Elton Rasmussen

Personal information
- Full name: Elton William Rasmussen
- Born: 27 July 1936 Maryborough, Queensland
- Died: 28 November 1978 (aged 42) Toowoomba, Queensland

Playing information
- Position: Prop, Second-row
Club
| Years | Team | Pld | T | G | FG | P |
|  | All Whites |  |  |  |  |  |
| 1962–68 | St. George | 126 | 21 | 49 | 0 | 161 |
| 1969 | Souths (Brisbane) |  |  |  |  |  |
|  | Total | 126 | 21 | 49 | 0 | 161 |
Representative
| Years | Team | Pld | T | G | FG | P |
| 1959–61, 1969 | Queensland | 13 | 0 | 3 | 0 | 6 |
| 1962–68 | New South Wales | 7 | 0 | 0 | 0 | 0 |
| 1959–68 | Australia | 15 | 0 | 0 | 0 | 0 |
- Source:

= Elton Rasmussen =

Australia international rugby league footballer

Elton Rasmussen (1936–1978) was an Australian professional rugby league footballer who played in the 1950s and 1960s. He was a with the St. George Dragons during the second half of their 11-year consecutive premiership winning run from 1956 to 1966. He was a representative in the Australian national team from 1959 to 1962 and from 1967 to 1968.

==Career==
Rasmussen was playing for Toowoomba when first selected for Queensland in 1959. That year he played in the Queensland victory over New South Wales that attracted 35,261 spectators, smashing Brisbane's previous record for an interstate match of 22,817. He was then picked on the 1959-60 Kangaroo tour and made his Test debut in that Ashes series against Great Britain. He played in two Tests and fifteen minor matches on tour. Later in 1960 he played in all three Tests of the domestic series against France.
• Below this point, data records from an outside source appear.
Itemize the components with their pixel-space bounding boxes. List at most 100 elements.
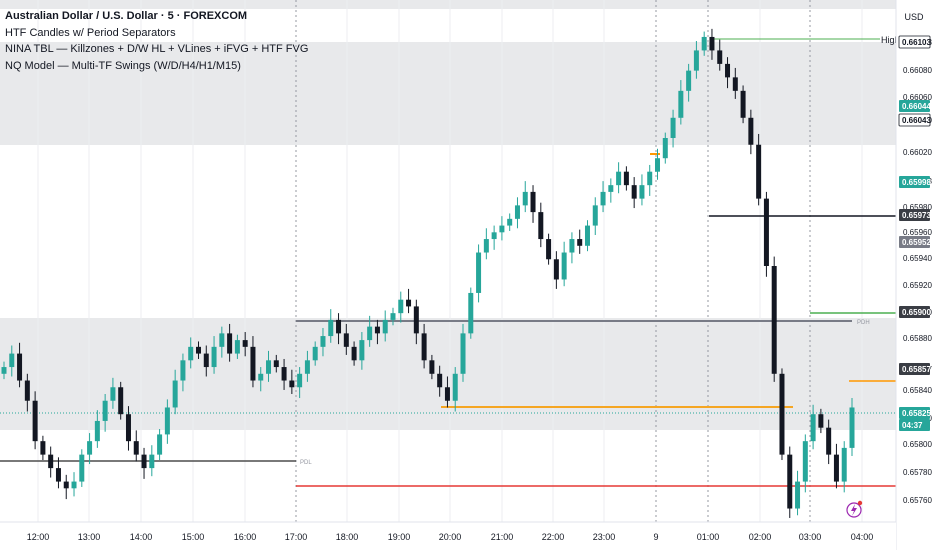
candle-body: [250, 346, 256, 381]
chart-legend: Australian Dollar / U.S. Dollar · 5 · FO…: [5, 8, 308, 74]
time-tick: 20:00: [439, 532, 462, 542]
candle-body: [79, 454, 85, 482]
candle-body: [297, 373, 303, 388]
candle-body: [701, 36, 707, 51]
price-badge-text: 0.65952: [902, 238, 931, 247]
candle-body: [336, 319, 342, 334]
time-tick: 18:00: [336, 532, 359, 542]
candle-body: [826, 427, 832, 455]
period-separators: [37, 0, 863, 522]
price-scale: USD0.661030.660800.660600.660400.660200.…: [895, 0, 932, 550]
candle-body: [188, 346, 194, 361]
candle-body: [756, 144, 762, 199]
candle-body: [810, 414, 816, 442]
candle-body: [709, 36, 715, 51]
candle-body: [763, 198, 769, 266]
candle-body: [133, 441, 139, 455]
candles: [1, 28, 855, 518]
candle-body: [592, 205, 598, 226]
candle-body: [725, 63, 731, 78]
price-badge-text: 0.66044: [902, 102, 931, 111]
pdl-label: PDL: [300, 460, 312, 466]
indicator-nina-tbl[interactable]: NINA TBL — Killzones + D/W HL + VLines +…: [5, 43, 309, 55]
candle-body: [483, 239, 489, 253]
time-tick: 12:00: [27, 532, 50, 542]
candle-body: [266, 360, 272, 374]
candle-body: [849, 407, 855, 448]
candle-body: [452, 373, 458, 401]
time-tick: 14:00: [130, 532, 153, 542]
candle-body: [71, 481, 77, 489]
candle-body: [655, 158, 661, 172]
price-tick: 0.65940: [903, 254, 932, 263]
price-badge: [899, 176, 930, 188]
candle-body: [639, 185, 645, 199]
candle-body: [460, 333, 466, 374]
candle-body: [94, 420, 100, 442]
price-badge: [899, 100, 930, 112]
candle-body: [258, 373, 264, 381]
indicator-htf-candles[interactable]: HTF Candles w/ Period Separators: [5, 26, 176, 39]
price-tick: 0.65840: [903, 386, 932, 395]
time-tick: 21:00: [491, 532, 514, 542]
time-tick: 04:00: [851, 532, 874, 542]
candle-body: [227, 333, 233, 354]
candle-body: [530, 191, 536, 213]
candle-body: [779, 373, 785, 455]
candle-body: [833, 454, 839, 482]
candle-body: [577, 239, 583, 246]
time-tick: 03:00: [799, 532, 822, 542]
candle-body: [328, 319, 334, 337]
price-badge: [899, 306, 930, 318]
candle-body: [157, 434, 163, 455]
candle-body: [32, 400, 38, 442]
candle-body: [211, 346, 217, 368]
candle-body: [125, 414, 131, 442]
candle-body: [172, 380, 178, 408]
symbol-title[interactable]: Australian Dollar / U.S. Dollar · 5 · FO…: [5, 10, 248, 22]
high-label: High: [881, 35, 900, 45]
candle-body: [608, 185, 614, 192]
candle-body: [429, 360, 435, 374]
price-badge-text: 0.65998: [902, 178, 931, 187]
candle-body: [623, 171, 629, 186]
candle-body: [359, 340, 365, 361]
time-tick: 17:00: [285, 532, 308, 542]
price-badge-text: 0.65973: [902, 211, 931, 220]
time-tick: 19:00: [388, 532, 411, 542]
candle-body: [55, 468, 61, 482]
price-tick: 0.65960: [903, 228, 932, 237]
price-tick: 0.65780: [903, 468, 932, 477]
price-badge: [899, 236, 930, 248]
indicator-nq-model[interactable]: NQ Model — Multi-TF Swings (W/D/H4/H1/M1…: [5, 59, 241, 72]
time-tick: 01:00: [697, 532, 720, 542]
candle-body: [693, 50, 699, 71]
price-tick: 0.66060: [903, 93, 932, 102]
time-tick: 9: [653, 532, 658, 542]
candle-body: [553, 259, 559, 280]
price-badge-text: 0.66103: [902, 38, 931, 47]
time-tick: 22:00: [542, 532, 565, 542]
top-band: [0, 0, 896, 9]
candle-body: [444, 387, 450, 401]
candle-body: [437, 373, 443, 388]
candle-body: [538, 212, 544, 240]
candle-body: [1, 367, 7, 374]
candle-body: [367, 326, 373, 341]
price-badge-text: 0.66043: [902, 116, 931, 125]
currency-label[interactable]: USD: [904, 12, 924, 22]
candle-body: [795, 481, 801, 509]
candle-body: [507, 218, 513, 226]
candle-body: [351, 346, 357, 361]
candle-body: [662, 138, 668, 159]
price-badge-text: 0.65900: [902, 308, 931, 317]
candle-body: [499, 225, 505, 233]
candle-body: [374, 326, 380, 334]
killzone-band: [0, 42, 896, 145]
killzone-band: [0, 318, 896, 430]
candle-body: [110, 387, 116, 401]
candle-body: [732, 77, 738, 91]
candle-body: [40, 441, 46, 455]
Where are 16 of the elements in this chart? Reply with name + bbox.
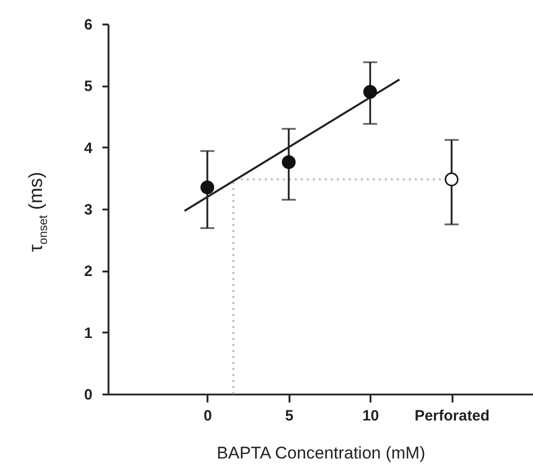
point: [282, 155, 296, 169]
point: [444, 172, 458, 186]
x-tick-label: Perforated: [414, 408, 490, 424]
point: [363, 84, 378, 99]
x-axis-title: BAPTA Concentration (mM): [216, 444, 426, 462]
x-tick-label: 10: [362, 408, 380, 424]
y-tick-label: 3: [84, 202, 92, 218]
y-tick-label: 5: [84, 78, 92, 96]
point: [200, 180, 214, 194]
y-tick-label: 0: [84, 386, 92, 404]
y-tick-label: 6: [84, 16, 92, 34]
x-tick-label: 5: [285, 408, 294, 424]
y-tick-label: 4: [84, 140, 94, 157]
y-tick-label: 2: [84, 263, 92, 280]
y-tick-label: 1: [84, 324, 92, 342]
x-tick-label: 0: [204, 408, 212, 424]
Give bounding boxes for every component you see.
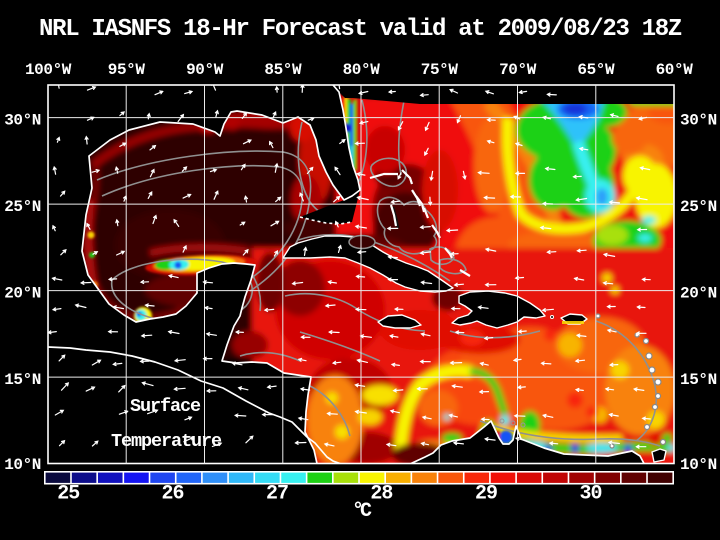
svg-text:60°W: 60°W: [656, 61, 694, 79]
svg-text:29: 29: [475, 483, 497, 506]
svg-text:28: 28: [370, 483, 392, 506]
svg-text:100°W: 100°W: [25, 61, 72, 79]
svg-text:10°N: 10°N: [680, 456, 717, 474]
svg-text:30°N: 30°N: [680, 112, 717, 130]
svg-text:65°W: 65°W: [577, 61, 615, 79]
svg-text:80°W: 80°W: [343, 61, 381, 79]
svg-text:15°N: 15°N: [680, 371, 717, 389]
svg-text:25°N: 25°N: [680, 198, 717, 216]
svg-text:20°N: 20°N: [4, 285, 41, 303]
svg-text:30: 30: [579, 483, 601, 506]
svg-text:27: 27: [266, 483, 288, 506]
svg-text:NRL IASNFS 18-Hr Forecast val: NRL IASNFS 18-Hr Forecast valid at 2009/…: [39, 16, 682, 43]
svg-text:85°W: 85°W: [264, 61, 302, 79]
svg-text:15°N: 15°N: [4, 371, 41, 389]
svg-text:26: 26: [161, 483, 183, 506]
svg-text:70°W: 70°W: [499, 61, 537, 79]
svg-text:25: 25: [57, 483, 79, 506]
svg-text:20°N: 20°N: [680, 285, 717, 303]
svg-text:25°N: 25°N: [4, 198, 41, 216]
svg-text:Surface: Surface: [130, 396, 201, 417]
svg-text:90°W: 90°W: [186, 61, 224, 79]
svg-text:30°N: 30°N: [4, 112, 41, 130]
svg-text:95°W: 95°W: [108, 61, 146, 79]
svg-text:75°W: 75°W: [421, 61, 459, 79]
svg-text:Temperature: Temperature: [111, 431, 222, 452]
svg-text:10°N: 10°N: [4, 456, 41, 474]
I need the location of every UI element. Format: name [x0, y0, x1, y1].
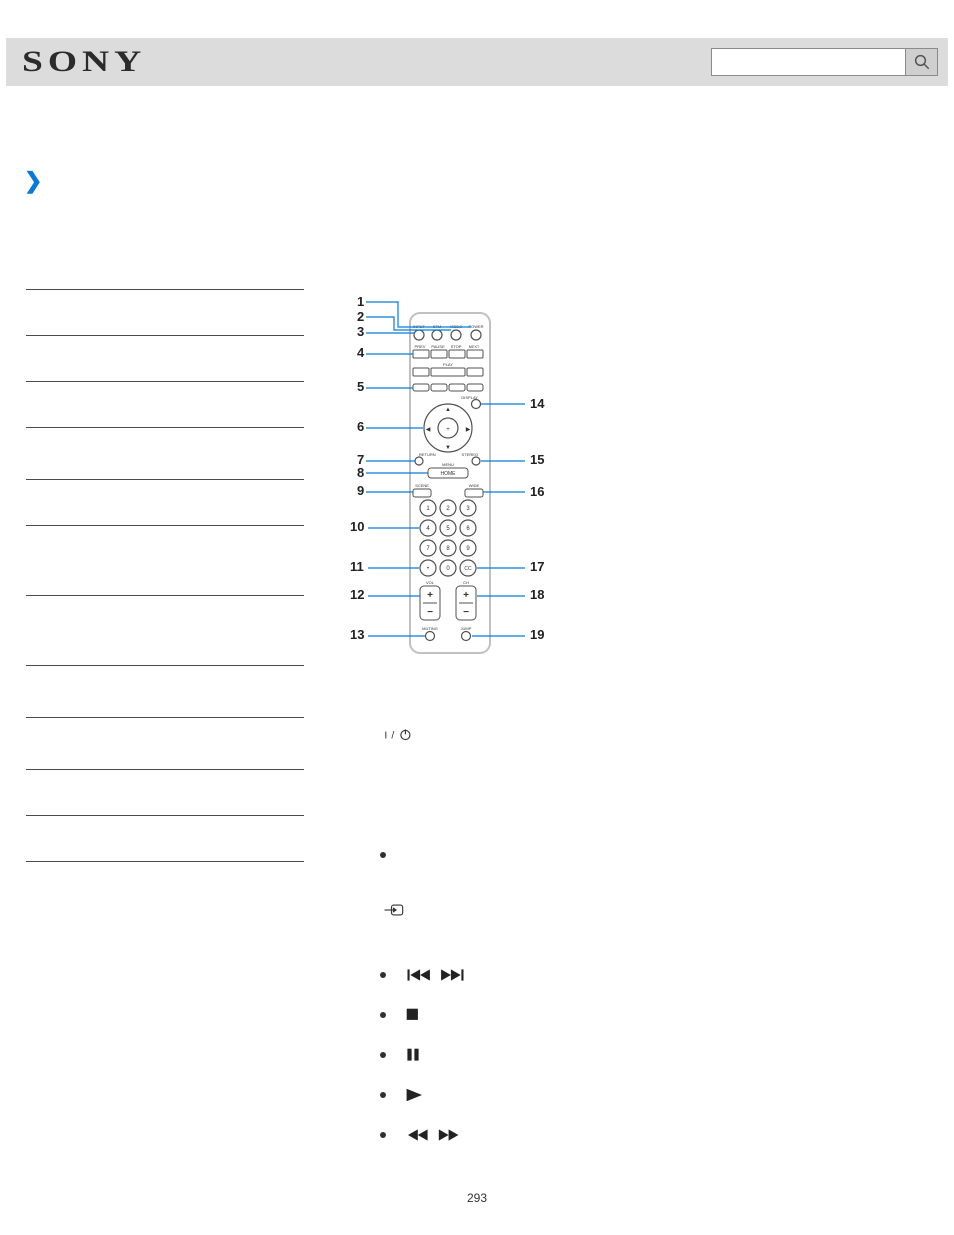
callout-12: 12	[350, 587, 364, 602]
description-list: I /	[380, 715, 710, 1155]
callout-17: 17	[530, 559, 544, 574]
sidebar-row	[26, 816, 304, 862]
search	[711, 48, 938, 76]
callout-3: 3	[357, 324, 364, 339]
svg-text:+: +	[427, 590, 433, 601]
play-icon	[404, 1088, 426, 1102]
svg-text:PREV: PREV	[415, 344, 426, 349]
callout-2: 2	[357, 309, 364, 324]
search-input[interactable]	[711, 48, 906, 76]
bullet-icon	[380, 1052, 386, 1058]
page-number: 293	[0, 1191, 954, 1205]
sidebar	[26, 238, 304, 862]
desc-prevnext-row	[380, 955, 710, 995]
sidebar-row	[26, 666, 304, 718]
svg-text:STEREO: STEREO	[462, 452, 478, 457]
callout-18: 18	[530, 587, 544, 602]
desc-spacer	[380, 755, 710, 835]
sidebar-row	[26, 596, 304, 666]
desc-rewff-row	[380, 1115, 710, 1155]
pause-icon	[404, 1048, 422, 1062]
callout-14: 14	[530, 396, 545, 411]
desc-bullet-row	[380, 835, 710, 875]
desc-power-row: I /	[380, 715, 710, 755]
svg-text:▶: ▶	[466, 427, 471, 433]
svg-text:RETURN: RETURN	[419, 452, 436, 457]
svg-text:SCENE: SCENE	[415, 483, 429, 488]
svg-text:−: −	[463, 607, 469, 618]
svg-text:PAUSE: PAUSE	[431, 344, 445, 349]
sidebar-row	[26, 290, 304, 336]
bullet-icon	[380, 972, 386, 978]
prev-next-icon	[404, 968, 474, 982]
callout-5: 5	[357, 379, 364, 394]
sidebar-row	[26, 336, 304, 382]
rew-ff-icon	[404, 1128, 468, 1142]
sidebar-row	[26, 770, 304, 816]
svg-text:+: +	[463, 590, 469, 601]
svg-text:CH: CH	[463, 580, 469, 585]
svg-text:WIDE: WIDE	[469, 483, 480, 488]
svg-text:•: •	[427, 566, 429, 572]
header-bar: SONY	[6, 38, 948, 86]
callout-6: 6	[357, 419, 364, 434]
sidebar-row	[26, 526, 304, 596]
svg-text:PLAY: PLAY	[443, 362, 453, 367]
svg-text:MUTING: MUTING	[422, 626, 438, 631]
bullet-icon	[380, 1132, 386, 1138]
svg-text:JUMP: JUMP	[461, 626, 472, 631]
svg-text:I: I	[384, 730, 387, 742]
search-button[interactable]	[906, 48, 938, 76]
callout-10: 10	[350, 519, 364, 534]
svg-text:◀: ◀	[426, 427, 431, 433]
svg-text:+: +	[446, 427, 450, 433]
sidebar-row	[26, 718, 304, 770]
svg-text:MENU: MENU	[442, 462, 454, 467]
svg-text:▼: ▼	[445, 445, 451, 451]
callout-8: 8	[357, 465, 364, 480]
sidebar-row	[26, 238, 304, 290]
breadcrumb-chevron-icon: ❯	[24, 168, 42, 194]
callout-4: 4	[357, 345, 365, 360]
bullet-icon	[380, 1092, 386, 1098]
sony-logo: SONY	[22, 45, 146, 79]
desc-play-row	[380, 1075, 710, 1115]
svg-text:VOL: VOL	[426, 580, 435, 585]
svg-text:/: /	[391, 730, 394, 742]
stop-icon	[404, 1008, 422, 1022]
power-icon: I /	[380, 728, 428, 742]
callout-9: 9	[357, 483, 364, 498]
sidebar-row	[26, 480, 304, 526]
callout-15: 15	[530, 452, 544, 467]
callout-1: 1	[357, 294, 364, 309]
callout-13: 13	[350, 627, 364, 642]
desc-pause-row	[380, 1035, 710, 1075]
svg-text:NEXT: NEXT	[469, 344, 480, 349]
svg-text:CC: CC	[464, 566, 472, 572]
sidebar-row	[26, 428, 304, 480]
input-icon	[380, 903, 410, 917]
callout-16: 16	[530, 484, 544, 499]
desc-input-row	[380, 890, 710, 930]
remote-diagram: INPUT STM VIDEO POWER PREV PAUSE STOP NE…	[350, 288, 620, 658]
desc-stop-row	[380, 995, 710, 1035]
svg-text:−: −	[427, 607, 433, 618]
search-icon	[913, 53, 931, 71]
callout-19: 19	[530, 627, 544, 642]
svg-text:HOME: HOME	[441, 471, 457, 477]
bullet-icon	[380, 852, 386, 858]
bullet-icon	[380, 1012, 386, 1018]
svg-text:STOP: STOP	[451, 344, 462, 349]
sidebar-row	[26, 382, 304, 428]
svg-text:▲: ▲	[445, 407, 451, 413]
callout-11: 11	[350, 559, 364, 574]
Rasmussen relocated to New South Wales and joined St George in 1962. He played 122 games for St George till 1968 and played in five successive winning Grand finals from 1962 to 1966, the first at lock and the rest in the second-row. He represented again for Australia in 1962 against Great Britain, made a second Kangaroo tour in 1967 playing in all six Tests and twelve minor touring matches. His final national appearances were in the 1968 World Cup where he appeared in one pool match and in Australia's victory in the final over France. Rasmussen captain-coached Brisbane Souths in 1969 and again earned Queensland representative honours in that year.

==Death==

Rasmussen died suddenly in 1978 from a heart attack at Greenmount near Toowoomba, Queensland aged 42.

==Accolades==

In 2008, rugby league in Australia's centenary year, Rasmussen was named at lock forward in the Toowoomba and South West Team of the Century.